Other compensation benefits. In addition to base compensation and discretionary incentive compensation, portfolio managers may be eligible to receive or participate in one or more of the following incentive savings plans. BlackRock, Inc. has created a variety of incentive savings plans in which BlackRock, Inc. employees are eligible to participate, including a 401(k) plan, the BlackRock Retirement Savings Plan (RSP), and the BlackRock Employee Stock Purchase Plan (ESPP). The employer contribution components of the RSP include a company match equal to 50% of the first 8% of eligible pay contributed to the plan capped at $5,000 per year, and a company retirement contribution equal to 3-5% of eligible compensation.  The RSP offers a range of investment options, including registered investment companies and collective investment funds managed by the firm.
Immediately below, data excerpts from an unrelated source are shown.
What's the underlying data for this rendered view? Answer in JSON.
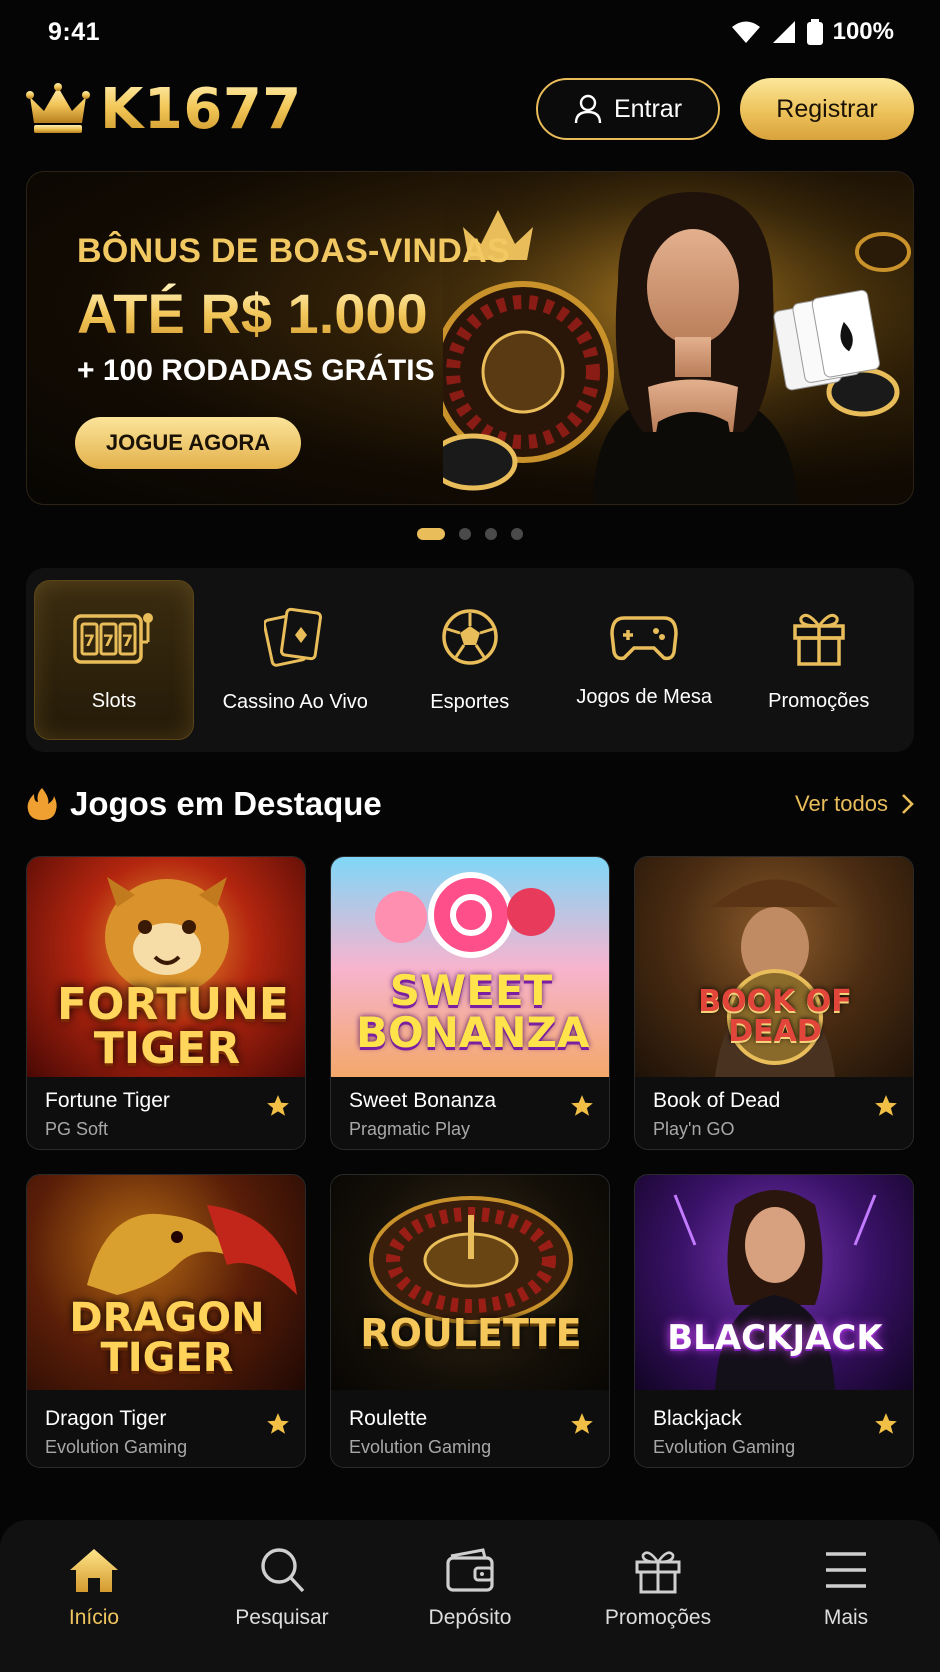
{
  "status": {
    "time": "9:41",
    "battery": "100%"
  },
  "header": {
    "brand": "K1677",
    "login_label": "Entrar",
    "register_label": "Registrar"
  },
  "banner": {
    "line1": "BÔNUS DE BOAS-VINDAS",
    "line2": "ATÉ R$ 1.000",
    "line3": "+ 100 RODADAS GRÁTIS",
    "cta": "JOGUE AGORA",
    "slides_total": 4,
    "active_slide": 1
  },
  "categories": [
    {
      "label": "Slots",
      "icon": "slot-machine-icon",
      "active": true
    },
    {
      "label": "Cassino Ao Vivo",
      "icon": "cards-icon",
      "active": false
    },
    {
      "label": "Esportes",
      "icon": "soccer-ball-icon",
      "active": false
    },
    {
      "label": "Jogos de Mesa",
      "icon": "gamepad-icon",
      "active": false
    },
    {
      "label": "Promoções",
      "icon": "gift-icon",
      "active": false
    }
  ],
  "featured": {
    "title": "Jogos em Destaque",
    "see_all": "Ver todos",
    "games": [
      {
        "name": "Fortune Tiger",
        "provider": "PG Soft",
        "thumb_title": "FORTUNE TIGER"
      },
      {
        "name": "Sweet Bonanza",
        "provider": "Pragmatic Play",
        "thumb_title": "SWEET BONANZA"
      },
      {
        "name": "Book of Dead",
        "provider": "Play'n GO",
        "thumb_title": "BOOK OF DEAD"
      },
      {
        "name": "Dragon Tiger",
        "provider": "Evolution Gaming",
        "thumb_title": "DRAGON TIGER"
      },
      {
        "name": "Roulette",
        "provider": "Evolution Gaming",
        "thumb_title": "ROULETTE"
      },
      {
        "name": "Blackjack",
        "provider": "Evolution Gaming",
        "thumb_title": "BLACKJACK"
      }
    ]
  },
  "nav": [
    {
      "label": "Início",
      "icon": "home-icon",
      "active": true
    },
    {
      "label": "Pesquisar",
      "icon": "search-icon",
      "active": false
    },
    {
      "label": "Depósito",
      "icon": "wallet-icon",
      "active": false
    },
    {
      "label": "Promoções",
      "icon": "gift-icon",
      "active": false
    },
    {
      "label": "Mais",
      "icon": "menu-icon",
      "active": false
    }
  ],
  "colors": {
    "gold": "#e8bd5a",
    "background": "#050505",
    "panel": "#111111"
  }
}
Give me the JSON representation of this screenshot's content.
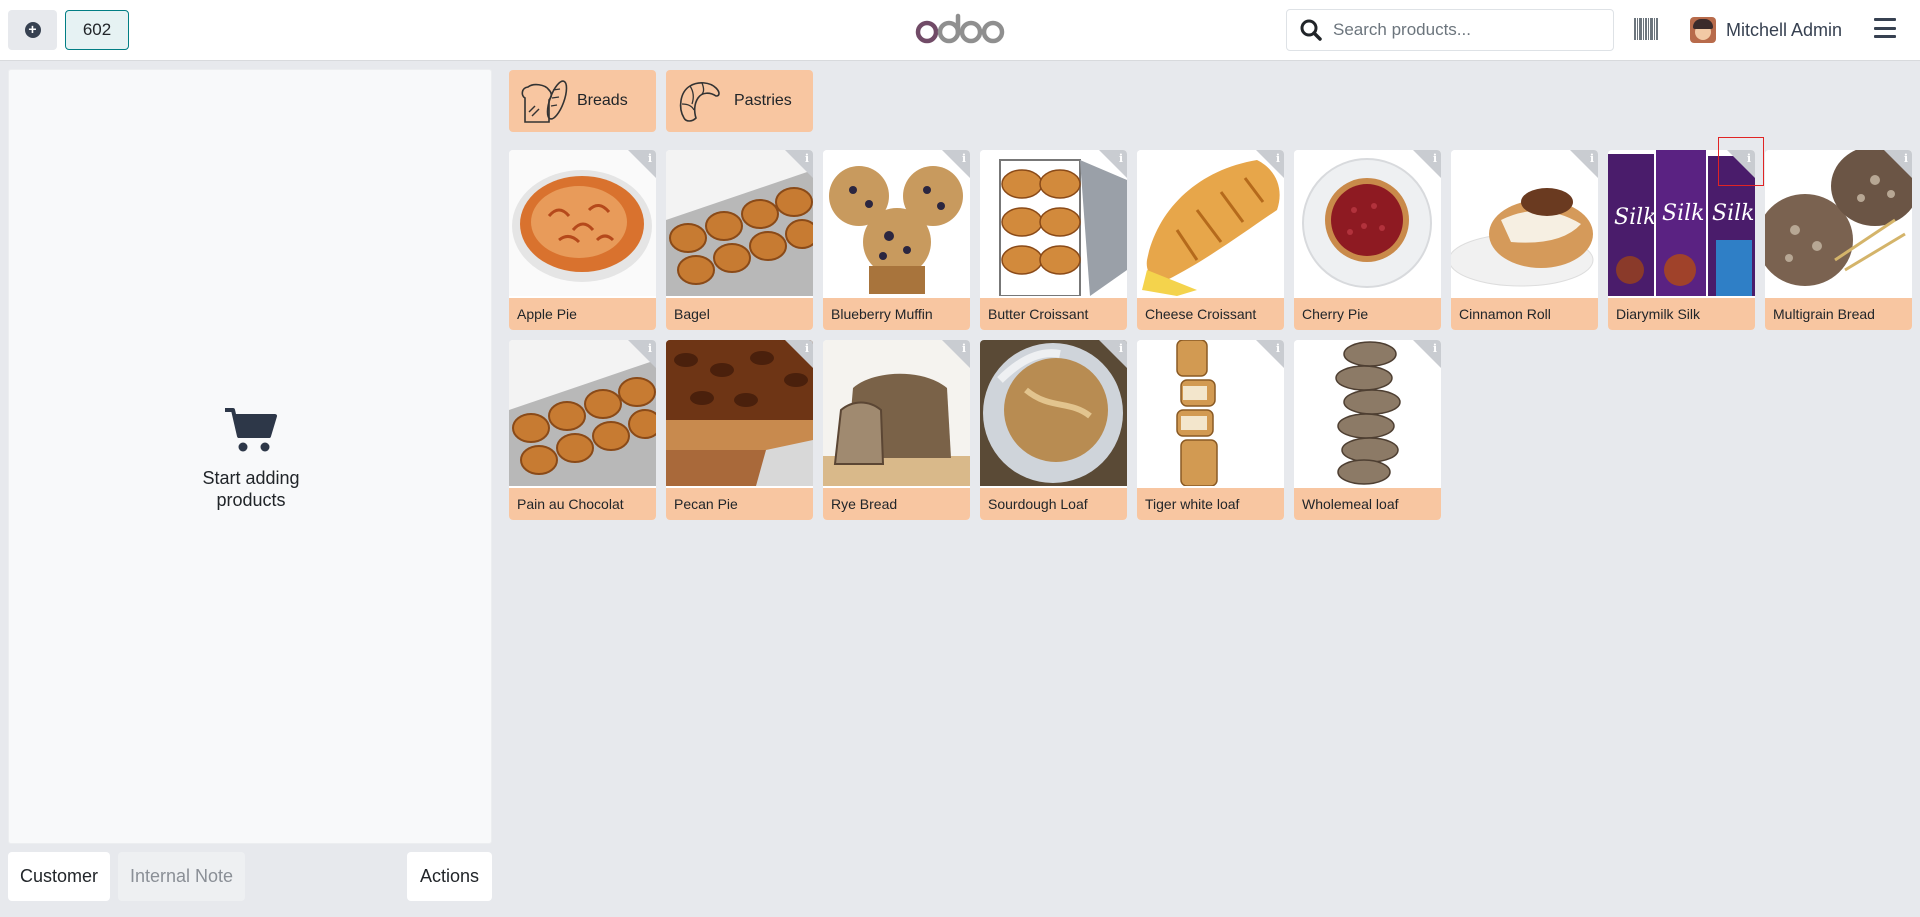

BlackRock contributions follow the investment direction set by participants for their own contributions or, absent participant investment direction, are invested into an index target date fund that corresponds to, or is closest to, the year in which the participant attains age 65.  The ESPP allows for investment in BlackRock, Inc. common stock at a 5% discount on the fair market value of the stock on the purchase date.  Annual participation in the ESPP is limited to the purchase of 1,000 shares or a dollar value of $25,000.  Each portfolio manager is eligible to participate in these plans.

 

 

(a)(4)

Beneficial Ownership of Securities – As of July 31, 2011.

 

Portfolio Manager

Dollar Range of Equity Securities
of the Fund Beneficially Owned

F. Howard Downs

None

Theodore R. Jaeckel, Jr.

None

Walter O’Connor

None

 

 

(b) Not Applicable

 


Item 9 –

Purchases of Equity Securities by Closed-End Management Investment Company and Affiliated Purchasers – Not Applicable due to no such purchases during the period covered by this report.

 

 

Item 10 –

Submission of Matters to a Vote of Security Holders – There have been no material changes to these procedures.

 

 

Item 11 –

Controls and Procedures

 

 

 

(a) – The registrant’s principal executive and principal financial officers, or persons performing similar functions, have concluded that the registrant’s disclosure controls and procedures (as defined in Rule 30a-3(c) under the Investment Company Act of 1940, as amended (the “1940 Act”)) are effective as of a date within 90 days of the filing of this report based on the evaluation of these controls and procedures required by Rule 30a-3(b) under the 1940 Act and Rule 13a-15(b) under the Securities Exchange Act of 1934, as amended.

 

 

 

(b) – There were no changes in the registrant’s internal control over financial reporting (as defined in Rule 30a-3(d) under the 1940 Act) that occurred during the second fiscal quarter of the period covered by this report that have materially affected, or are reasonably likely to materially affect, the registrant’s internal control over financial reporting.

 

 

Item 12 –

Exhibits attached hereto

 

 

 

(a)(1) – Code of Ethics – See Item 2

 

 

 

(a)(2) – Certifications – Attached hereto

 

 

 

(a)(3) – Not Applicable

 

 

 

(b) – Certifications – Attached hereto

 


 

Pursuant to the requirements of the Securities Exchange Act of 1934 and the Investment Company Act of 1940, the registrant has duly caused this report to be signed on its behalf by the undersigned, thereunto duly authorized.

 

 

 

BlackRock MuniYield Michigan Quality Fund II, Inc.

 

 

  By: /s/ John M. Perlowski  
    John M. Perlowski
    Chief Executive Officer (principal executive officer) of
    BlackRock MuniYield Michigan Quality Fund II, Inc.
   
  Date: October 4, 2011
   
  Pursuant to the requirements of the Securities Exchange Act of 1934 and the Investment Company Act of 1940, this report has been signed below by the following persons on behalf of the registrant and in the capacities and on the dates indicated.
   
  By: /s/ John M. Perlowski  
    John M. Perlowski
    Chief Executive Officer (principal executive officer) of
    BlackRock MuniYield Michigan Quality Fund II, Inc.
   
  Date: October 4, 2011
   
  By: /s/ Neal J. Andrews  
    Neal J. Andrews
    Chief Financial Officer (principal financial officer) of
    BlackRock MuniYield Michigan Quality Fund II, Inc.